Ермилу вытащили наверх, отлили водой, лишь к обеду бедняга пришел в себя и мог что-то говорить.

— Кто тебя? — спросил Болеслав.

— Не ведаю, князь. Темно было.

— Р-раззява. Пойдешь заместо него в петлю.

— Твоя воля, князь, — молвил смиренно старик.

Однако за обедом Святополк вступился за сторожа:

— За что ты его собираешься повесить?

— За то, что упустил злодея.

— Но ты ж видел, на него напали и чуть не убили.

— Должен был отбиваться.

— Чем? Ключами?

— А это уже его дело.

— Я прошу тебя, отец, не трогать его. Когда мы с Ядвигой сидели в порубе, именно Ермила поддерживал нас и даже кормил с княжеского стола, хотя это ему запрещено было. Будь здесь Ядвига, она бы тоже заступилась за него.

— Ладно. Припугну только. Петлю накину, а потом сниму;—пообещал Болеслав.

Но после обеда случилось такое, что он не только не «припугнул» сторожа, но и забыл о нем и даже более не вспоминал. Из Василёва прискакали три избитых поляка и сообщили, что весь отряд был ночью коварно перебит, а им едва удалось вырваться и ускакать.
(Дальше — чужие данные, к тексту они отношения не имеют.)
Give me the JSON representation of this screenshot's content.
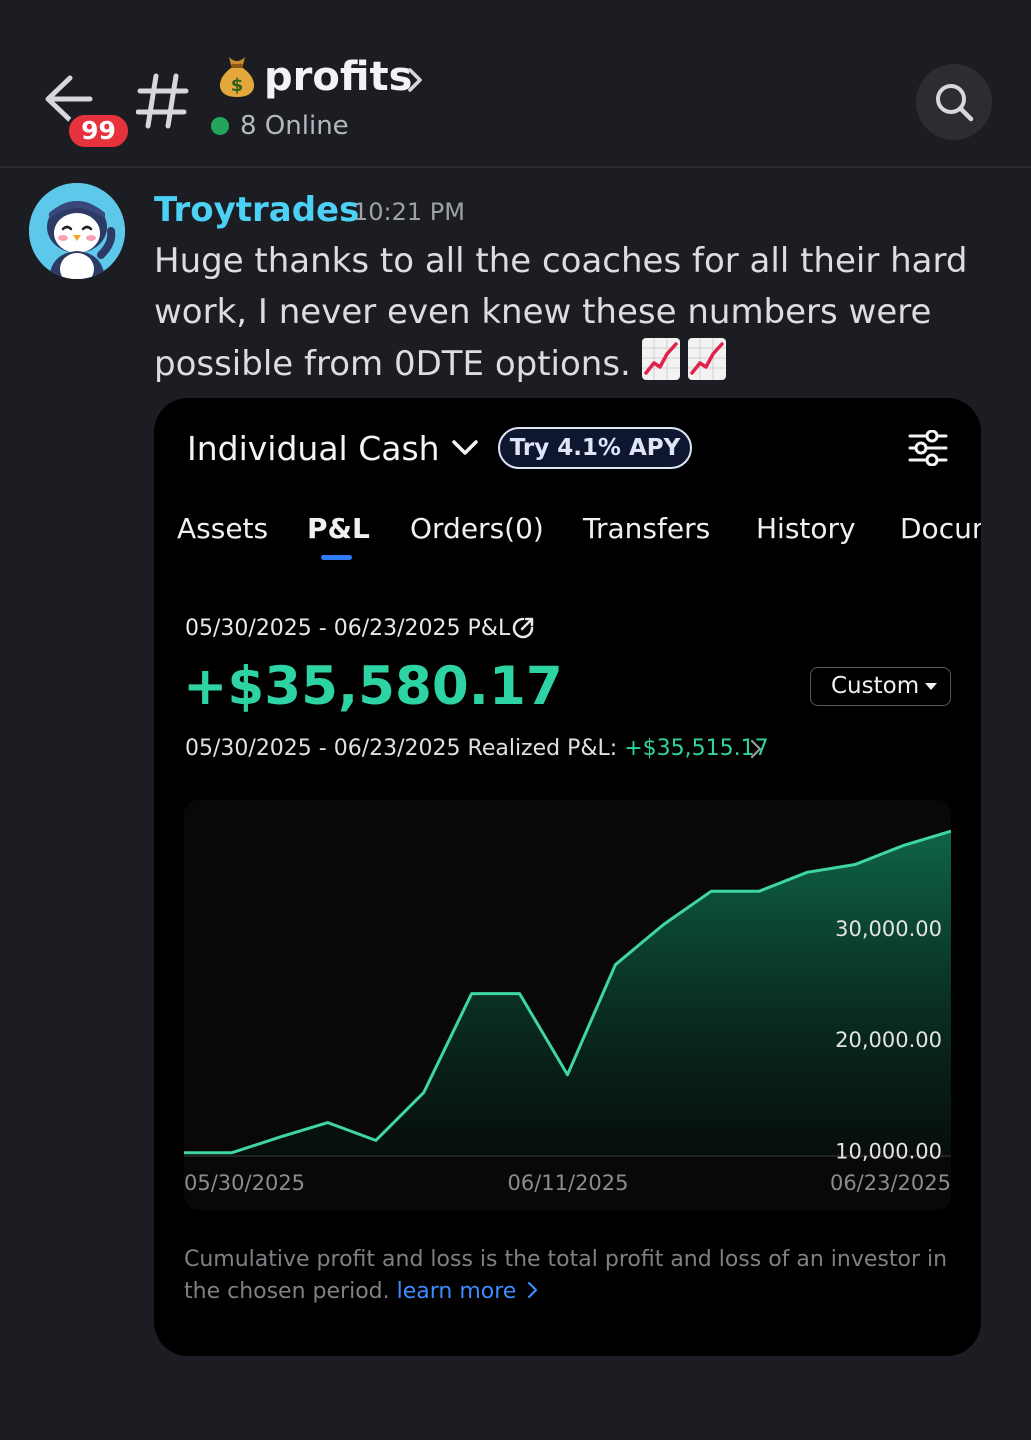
{
  "header": {
    "unread_badge": "99",
    "channel_emoji": "money-bag",
    "channel_name": "profits",
    "online_text": "8 Online"
  },
  "message": {
    "author": "Troytrades",
    "time": "10:21 PM",
    "text": "Huge thanks to all the coaches for all their hard work, I never even knew these numbers were possible from 0DTE options.",
    "emojis": [
      "chart-increasing",
      "chart-increasing"
    ]
  },
  "card": {
    "account_title": "Individual Cash",
    "apy_label": "Try 4.1% APY",
    "tabs": [
      "Assets",
      "P&L",
      "Orders(0)",
      "Transfers",
      "History",
      "Documents"
    ],
    "active_tab": "P&L",
    "range_label": "05/30/2025 - 06/23/2025 P&L",
    "pnl_value": "+$35,580.17",
    "period_select": "Custom",
    "realized_label": "05/30/2025 - 06/23/2025 Realized P&L:",
    "realized_value": "+$35,515.17",
    "footnote": "Cumulative profit and loss is the total profit and loss of an investor in the chosen period.",
    "learn_more": "learn more"
  },
  "colors": {
    "background": "#1c1d22",
    "author": "#4cd0f5",
    "profit_green": "#2ed3a3",
    "tab_underline": "#2f7cf6",
    "link": "#3d8bff",
    "badge_red": "#e5323c",
    "online_green": "#23a55a"
  },
  "chart_data": {
    "type": "area",
    "x": [
      "05/30/2025",
      "06/02/2025",
      "06/03/2025",
      "06/04/2025",
      "06/05/2025",
      "06/06/2025",
      "06/09/2025",
      "06/10/2025",
      "06/11/2025",
      "06/12/2025",
      "06/13/2025",
      "06/16/2025",
      "06/17/2025",
      "06/18/2025",
      "06/19/2025",
      "06/20/2025",
      "06/23/2025"
    ],
    "values": [
      9800,
      9800,
      11200,
      12500,
      10900,
      15200,
      24100,
      24100,
      16800,
      26700,
      30300,
      33300,
      33300,
      35000,
      35700,
      37400,
      38700
    ],
    "x_tick_labels": [
      "05/30/2025",
      "06/11/2025",
      "06/23/2025"
    ],
    "y_tick_labels": [
      "10,000.00",
      "20,000.00",
      "30,000.00"
    ],
    "y_ticks": [
      10000,
      20000,
      30000
    ],
    "ylim": [
      9500,
      41500
    ],
    "y_axis_side": "right",
    "line_color": "#3fd6a2",
    "fill_color": "#0e5a43",
    "grid": false
  }
}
— Все, — сказал Болеслав и велел звать к себе Анастаса. И когда тот явился, спросил: — Ты сделал опись имущества Ярослава?

— Давно уж. Еще осенью.

— Поедешь со мной в Польшу. Сейчас будем собираться, грузиться. Проверяй все по списку. И казну не забудь.
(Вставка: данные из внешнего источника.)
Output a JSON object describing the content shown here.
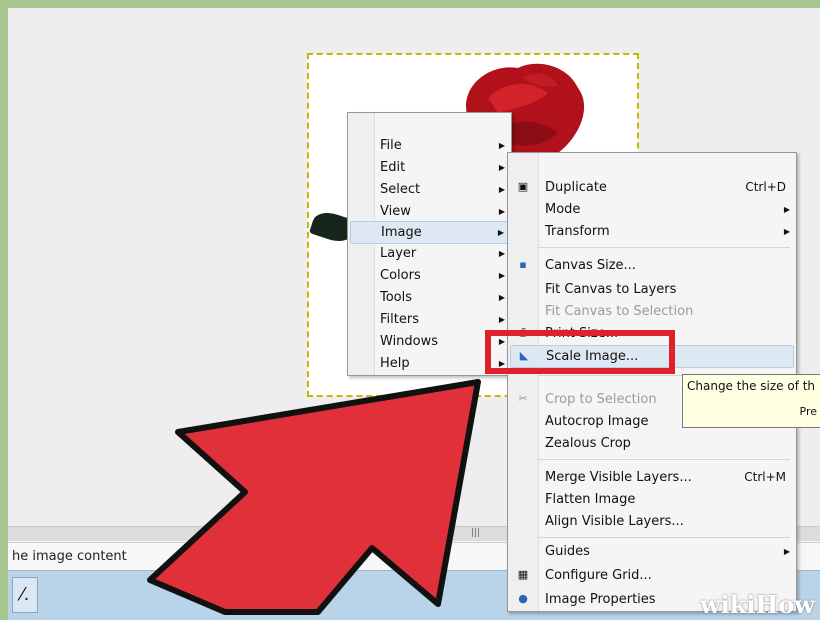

И с этого дня начались сборы в дорогу, поляки стаскивали во двор телеги, грузили на них добро, которое успели за зиму награбить у полян. Из дворца вытаскивали ковры, скатерти, даже столец великокняжеский забрали.

За обедом Святополк спросил Болеслава:

— Ты что ж, отец, решил и меня ограбить?

— Я забираю лишь то, что принадлежало Ярославу. Я его победил и имею право на его имущество.

— Но столец-то и мне нужен, на нем еще мой дед Святослав сидел.

— Ладно, столец велю оставить. Но все остальное я забираю. И пленных всех.

— Каких пленных, отец? Ты же их взял на Буге.

— Возьму и в Киеве, сынок, здесь тоже, как оказалось, много врагов у меня. Они мне в Польше сгодятся.

— Но ты ж рубишь меня под корень. Мне тоже люди нужны.

Но Болеслав был неумолим. Поляки разворошили весь Киев, забирали не только телеги, коней, но и людей хватали и, связывая их волосяными веревками, объявляли каждому: «Ты пленный, вздумаешь бежать, убьем на месте».

С утра до вечера над Киевом стоял рев и плач. Никто не был защищен от произвола поляков, они хватали всех: и мизинных и вятших. Схватили было и Волчка, и Святополку едва удалось отстоять своего милостника. Он просил Болеслава:

— Бояр-то хоть не трогайте, это ж основа власти.

— Мне тоже нужны умные, — отвечал тесть, кривя в злой усмешке рот. — И тоже власть укреплять надо. Не бойся, я всех не возьму. Мне тысячи вполне достанет.

Чувствуя, как из-под него выбивают все опоры, Святополк бросился к митрополиту:

— Что делать, святый отче?

— Терпеть, сын мой. Сие наказание Божие тебе и граду твоему.